André – Mesmo em julho?

Lula – Mesmo quando a gente estava com 5% nas pesquisas, eu tinha esta convicção. Eu sabia que o Brizola tinha muita força em dois estados, e nós tínhamos força espalhada por todo o país. É lógico que, naquele momento, era muito difícil passar otimismo, como 5% das intenções de voto. É como um time que está perdendo de quatro a zero e, quando termina o primeiro tempo, vem a pergunta: “dá pra virar?”

Mas estava convencido que o jogo ia virar. A gente fazia campanha no Brasil inteiro, e percebia que o clima nos outros estados era melhor que o de São Paulo.

Eu falava sempre para o comitê que era preciso atacar mais São Paulo. Havia uma confiança exagerada do nosso pessoal sobre os resultados no estado. Depois do primeiro turno, a gente chamou os prefeitos pra discutir, pra ver o que fazer no sentido dos prefeitos se jogarem de corpo e alma na campanha, tentando reverter o quadro em São Paulo.

André – Parece que essa foi uma reunião muito dura…

Lula – Não, até que não… Eu tomei a iniciativa de não culpar os prefeitos pelos resultados do primeiro turno. Se é verdade que perdemos alguns eleitores  em algumas cidades, entre quem se desencantou com nosso prefeitos, também é fato que, por causa de nossas vitórias nestas mesmas cidades, em 1988, nós ganhamos votos na Paraíba, no Rio Grande do Norte, em Pernambuco. Eu me assustei quando fui ao Nordeste e vi aqueles enormes comícios, cada vez com mais gente.

André – Em que mês você começou a perceber que a coisa estava mudando?

Lula – A partir de setembro.

Cícero – Em que lugar você sentiu que estava dando a virada?

Lula – Na visita a Teresina, no Piauí, durante a penúltima caravana ao Nordeste antes de 15 de novembro. Fizemos um comício às três horas da tarde, com a praça entupida de gente, depois saímos em passeata e, por conta da quantidade de gente que aderiu à caminhada, tivemos que fazer um novo comício. Tomamos conta da cidade e ali eu senti que começava a virada.

Cícero – Aqui em São Paulo também teve um momento em que a militância saiu da apatia, marcado talvez pelo comício de setembro na Praça da Sé.

Lula – Olha, eu nunca gostei da campanha em São Paulo. Nós não estávamos como o pique de sempre, a militância paulista não estava com a mesma garra que em outros lugares, ficamos na defensiva. Sabe por quê? Porque aqui nosso pessoal tinha que justificar o ônibus, os buracos na rua, o lixo. Já se sentia governo, estava politicamente inibido.

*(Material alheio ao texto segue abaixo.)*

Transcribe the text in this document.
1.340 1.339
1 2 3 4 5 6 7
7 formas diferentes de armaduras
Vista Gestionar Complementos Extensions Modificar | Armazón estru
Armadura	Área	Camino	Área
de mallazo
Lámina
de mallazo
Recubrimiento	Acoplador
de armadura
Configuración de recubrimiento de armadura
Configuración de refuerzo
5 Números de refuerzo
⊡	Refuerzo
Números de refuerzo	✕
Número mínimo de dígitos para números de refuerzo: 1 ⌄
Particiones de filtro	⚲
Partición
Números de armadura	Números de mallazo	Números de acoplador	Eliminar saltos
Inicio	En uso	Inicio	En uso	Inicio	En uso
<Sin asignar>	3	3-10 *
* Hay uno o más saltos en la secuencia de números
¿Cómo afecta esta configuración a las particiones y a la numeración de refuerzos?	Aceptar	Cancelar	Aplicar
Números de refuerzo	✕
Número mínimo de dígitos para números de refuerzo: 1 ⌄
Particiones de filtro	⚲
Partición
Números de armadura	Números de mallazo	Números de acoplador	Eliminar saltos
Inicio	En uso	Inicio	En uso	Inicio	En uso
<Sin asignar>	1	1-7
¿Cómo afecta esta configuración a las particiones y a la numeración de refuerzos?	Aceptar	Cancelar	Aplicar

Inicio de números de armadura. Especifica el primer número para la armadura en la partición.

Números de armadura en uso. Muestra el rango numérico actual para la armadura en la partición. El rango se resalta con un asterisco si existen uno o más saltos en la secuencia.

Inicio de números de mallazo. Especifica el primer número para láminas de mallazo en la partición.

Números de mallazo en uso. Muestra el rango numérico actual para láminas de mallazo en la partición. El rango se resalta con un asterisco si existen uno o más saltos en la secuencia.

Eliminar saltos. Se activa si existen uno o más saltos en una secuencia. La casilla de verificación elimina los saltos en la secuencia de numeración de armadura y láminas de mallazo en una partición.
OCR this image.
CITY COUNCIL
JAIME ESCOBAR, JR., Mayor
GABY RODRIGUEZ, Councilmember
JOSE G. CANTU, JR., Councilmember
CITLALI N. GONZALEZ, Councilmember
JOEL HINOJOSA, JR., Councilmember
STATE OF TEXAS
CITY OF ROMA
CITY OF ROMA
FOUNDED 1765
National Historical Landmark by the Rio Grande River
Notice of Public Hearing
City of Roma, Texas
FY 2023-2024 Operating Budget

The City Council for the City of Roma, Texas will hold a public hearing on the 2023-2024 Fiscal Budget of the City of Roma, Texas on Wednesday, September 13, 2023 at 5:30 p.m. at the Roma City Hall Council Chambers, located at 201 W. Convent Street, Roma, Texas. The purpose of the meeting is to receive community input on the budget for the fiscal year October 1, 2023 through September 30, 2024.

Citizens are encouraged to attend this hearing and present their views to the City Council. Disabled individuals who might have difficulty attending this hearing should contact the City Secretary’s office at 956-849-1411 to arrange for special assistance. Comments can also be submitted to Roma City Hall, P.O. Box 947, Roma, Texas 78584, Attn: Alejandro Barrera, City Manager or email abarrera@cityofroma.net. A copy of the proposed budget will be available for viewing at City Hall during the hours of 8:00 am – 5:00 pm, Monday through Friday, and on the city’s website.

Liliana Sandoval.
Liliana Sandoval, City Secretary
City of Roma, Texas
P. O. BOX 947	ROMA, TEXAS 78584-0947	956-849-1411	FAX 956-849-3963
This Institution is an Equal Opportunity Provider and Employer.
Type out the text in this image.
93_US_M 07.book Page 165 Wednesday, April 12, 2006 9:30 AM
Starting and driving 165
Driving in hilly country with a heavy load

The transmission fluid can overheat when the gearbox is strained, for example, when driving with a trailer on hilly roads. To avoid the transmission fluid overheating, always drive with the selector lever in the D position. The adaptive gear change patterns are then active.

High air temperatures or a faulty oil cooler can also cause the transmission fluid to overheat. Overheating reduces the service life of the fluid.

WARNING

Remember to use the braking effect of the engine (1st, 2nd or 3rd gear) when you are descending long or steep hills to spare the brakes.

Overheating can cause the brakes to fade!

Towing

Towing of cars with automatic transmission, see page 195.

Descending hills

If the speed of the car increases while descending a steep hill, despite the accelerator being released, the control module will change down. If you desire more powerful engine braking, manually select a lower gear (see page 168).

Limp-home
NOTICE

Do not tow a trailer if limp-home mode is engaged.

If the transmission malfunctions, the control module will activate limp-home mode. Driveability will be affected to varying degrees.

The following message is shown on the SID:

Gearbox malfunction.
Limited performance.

Breno – Você acha que as administrações municipais colocaram na defensiva a militância do PT?

Lula – Acho. Aliás, um dia desses eu tive uma conversa com a Marilena Chauí e a Luíza Erundina e elas me contaram coisas da campanha que nem eu sabia: carros nossos eram apedrejados em passeatas, atacavam manga e mamão em nosso pessoal, abriam as portas e batiam em militantes dentro dos carros.

Ricardo – Até a última semana, o PRN não existia em São Paulo. De repente, os caras saíram da toca – parecia a Marcha com Deus e a Família pela Liberdade. O que aconteceu?

Lula – Não acontece nada de repente. Na medida em que despontou a possibilidade da gente ganhar as eleições, foi desencadeado um processo de terrorismo contra o PT. Diziam que o Lula ia acabar com as igrejas não-católicas, que íamos tomar um quarto de quem tivesse dois, uma casa de quem tivesse duas, um carro de quem tivesse dois, uma televisão de quem tivesse duas. Ora, a boca pequena, com milhares de pessoas comentando, é um negócio criminoso.

André – Você acha que o PT deveria ter uma outra estratégia para negar estas acusações?

Lula – Eu acho que, muitas vezes, nós pecamos por excesso de otimismo. Certas coisas, nós discutíamos a partir da nossa cabeça, a partir da cabeça do pessoal politizado. Quando disseram que a gente ia acabar com a religiões não-católicas, nós fizemos um único programa especial sobre o tema, quando deveríamos ter realizado várias inserções.

Precisávamos ter insistido nestas questões, porque é exatamente na faixa menos politizada que essas coisas pegam, neste setor funciona a estória que, para bom entendedor, meia-palavra basta: para este segmento não se deixar levar por estes boatos, não basta meia-palavra, é preciso, quem sabe, um livro inteiro. Eu acho que a gente não conseguiu ter uma linguagem para este setor mais vulnerável da sociedade, a gente não conseguiu penetrar nesta camada do jeito que deveríamos.